Kemudian pada malam hari, raja menghibur diri memanggil abdi dalem Jogo Swara. Tugas abdi dalem ini, membaca buku dengan dilagukan (nembang). Biasanya, abdi dalem Jogo Swara posisi nembang di depan raja yang menikmati sambil tiduran. Konon, cara itu bisa menyembuhkan rasa capek raja.

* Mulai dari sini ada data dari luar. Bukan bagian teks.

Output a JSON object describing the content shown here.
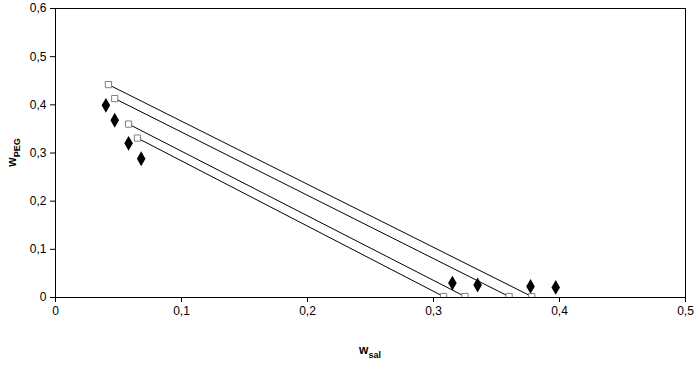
{
  "chart_data": {
    "type": "scatter",
    "xlabel": "wsal",
    "ylabel": "wPEG",
    "xlim": [
      0,
      0.5
    ],
    "ylim": [
      0,
      0.6
    ],
    "xticks": [
      0,
      {
        "value": 0.1,
        "label": "0,1"
      },
      {
        "value": 0.2,
        "label": "0,2"
      },
      {
        "value": 0.3,
        "label": "0,3"
      },
      {
        "value": 0.4,
        "label": "0,4"
      },
      {
        "value": 0.5,
        "label": "0,5"
      }
    ],
    "yticks": [
      0,
      {
        "value": 0.1,
        "label": "0,1"
      },
      {
        "value": 0.2,
        "label": "0,2"
      },
      {
        "value": 0.3,
        "label": "0,3"
      },
      {
        "value": 0.4,
        "label": "0,4"
      },
      {
        "value": 0.5,
        "label": "0,5"
      },
      {
        "value": 0.6,
        "label": "0,6"
      }
    ],
    "grid": false,
    "series": [
      {
        "type": "scatter",
        "marker": "diamond",
        "color": "#000000",
        "x": [
          0.04,
          0.047,
          0.058,
          0.068,
          0.315,
          0.335,
          0.377,
          0.397
        ],
        "y": [
          0.399,
          0.368,
          0.32,
          0.288,
          0.03,
          0.026,
          0.023,
          0.021
        ]
      },
      {
        "type": "line",
        "marker": "square",
        "color": "#000000",
        "x": [
          0.042,
          0.378
        ],
        "y": [
          0.442,
          0.002
        ]
      },
      {
        "type": "line",
        "marker": "square",
        "color": "#000000",
        "x": [
          0.047,
          0.36
        ],
        "y": [
          0.413,
          0.002
        ]
      },
      {
        "type": "line",
        "marker": "square",
        "color": "#000000",
        "x": [
          0.058,
          0.325
        ],
        "y": [
          0.36,
          0.002
        ]
      },
      {
        "type": "line",
        "marker": "square",
        "color": "#000000",
        "x": [
          0.065,
          0.308
        ],
        "y": [
          0.331,
          0.002
        ]
      }
    ]
  }
}
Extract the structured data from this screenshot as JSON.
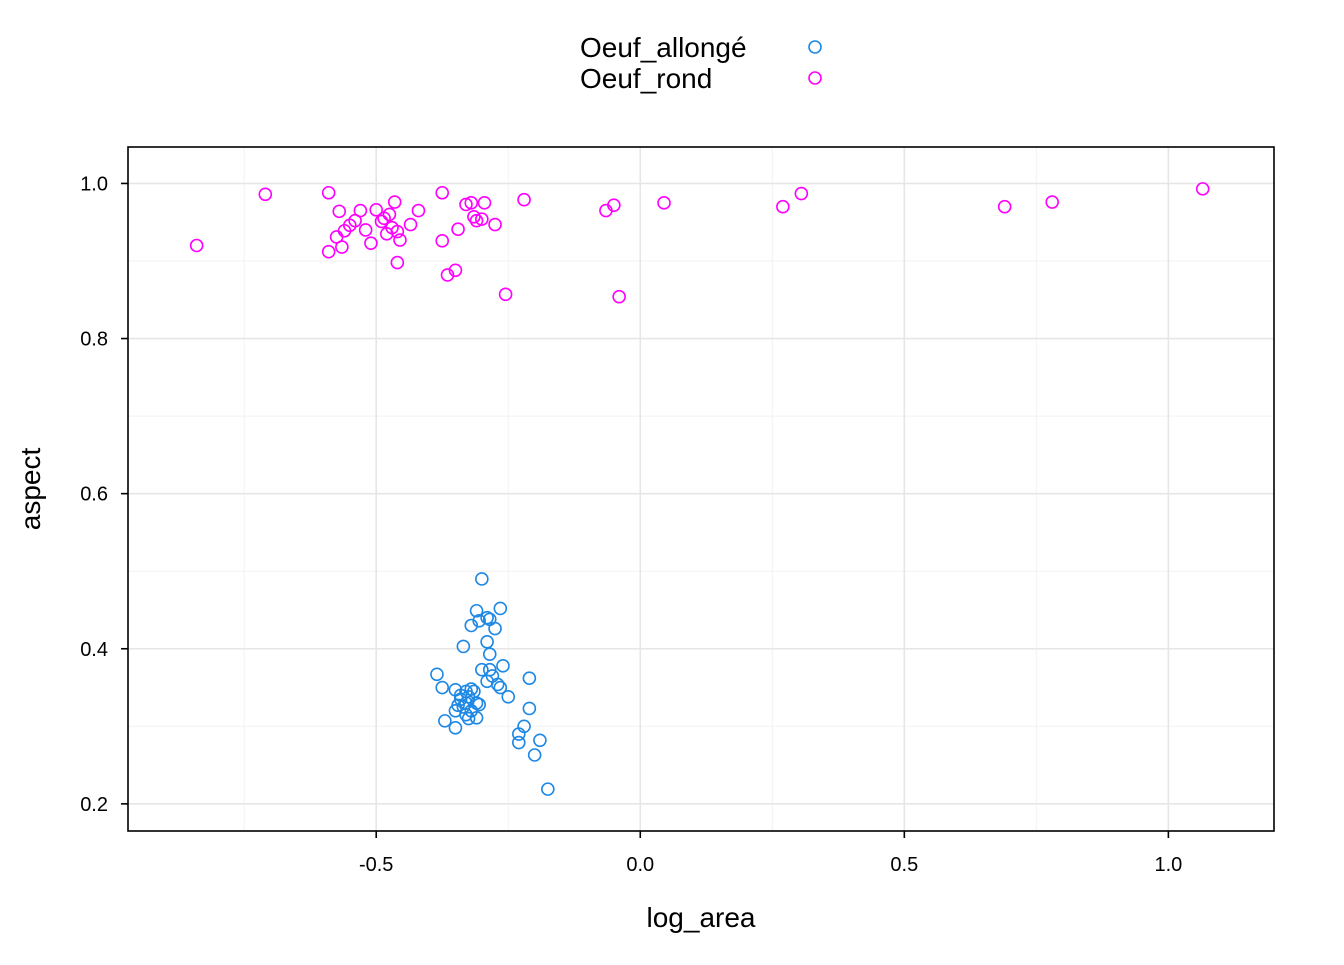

Dewasa ini, tampaknya Pemerintah Kabupaten Sukoharjo belum berambisi mengangkat atau mempromosikan Pesanggarahan Langenharja untuk kegiatan riset dan sebagai tujuan wisata. Pernah nama Pesanggarahan Langenharja sesekali disorot oleh media cetak maupun elektronik saat digunakan untuk salah satu lokasi pembuatan Sinetron Saur Sepuh dan Wiro Sableng: Kapak Naga Geni 212 yang moncer di era 1990-an.

Pesanggarahan yang dikategorikan sebagai benda cagar budaya ini tidak banyak diketahui masyarakat luas. Sudah saatnya pemangku kepentingan memanfaatkan dan mengembangkan Pesanggarahan Langenharja untuk obyek penelitian dan pariwisata. Tidak hanya kalangan sejarawan saja yang dapat berkecimpung asyik di sini, melainkan para arkeolog dan arsitek perlu berbaur memanfaatkan Pesanggarahan Langenharja demi tercapainya kelestarian bangunan itu sendiri.